By Leika Kihara
TOKYO (Reuters) – Japan’s household spending suffered the biggest annual fall in nearly a year in December and factory output slumped more than expected, renewing pressure on the central bank to ease policy further to support a fragile economic recovery.
The data comes as the Bank of Japan’s two-day rate review continues on Friday, where policymakers will debate whether volatile markets and slowing global growth have heightened risks enough to warrant immediate action.
While many central bankers would prefer to stand pat, Friday’s batch of weak data casts doubt on their argument that Japan’s underlying price trend is improving against the background of a solid economic recovery.
“The economy isn’t doing well and there is a strong chance the economy shrank in October-December. If so, that will keep downward pressure on prices,” said Yoshiki Shinke, chief economist at Dai-ichi Life Research Institute.
Household spending fell 4.4 percent in the year to December, exceeding market forecasts for a 2.4 percent drop, data by the Internal Affairs Ministry showed on Friday.
It was the fourth straight month of declines and the biggest drop since March 2015, suggesting that slow wage growth is keeping many households wary of spending.
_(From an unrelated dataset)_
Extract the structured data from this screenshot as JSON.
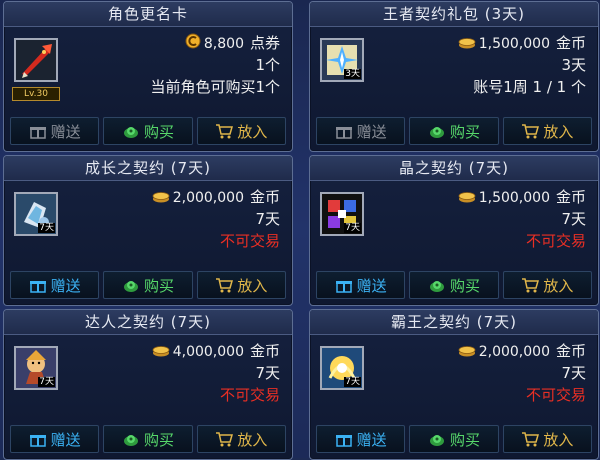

Separate data showed factory output fell 1.4 percent in December, declining at the fastest pace in May 2015 and more than a market forecast for a 0.3 percent drop – a sign weak external demand and sluggish consumption is weighing on manufacturing activity.
Consumer price growth remained distant from the BOJ’s ambitious 2 percent target. The core consumer price index, which includes oil products but excludes volatile fresh food prices, rose 0.1 percent in December from a year earlier, unchanged from the previous month and matching a median market forecast.
The job market continued to tighten, however, offering some signs of hope for policymakers that a shortage of labour will eventually push up wages and underpin consumption.
The jobless rate stood at 3.3 percent in January, steady from the previous month, separate data showed.
The jobs-applicants ratio rose to 1.27 in December, its highest since December 1991.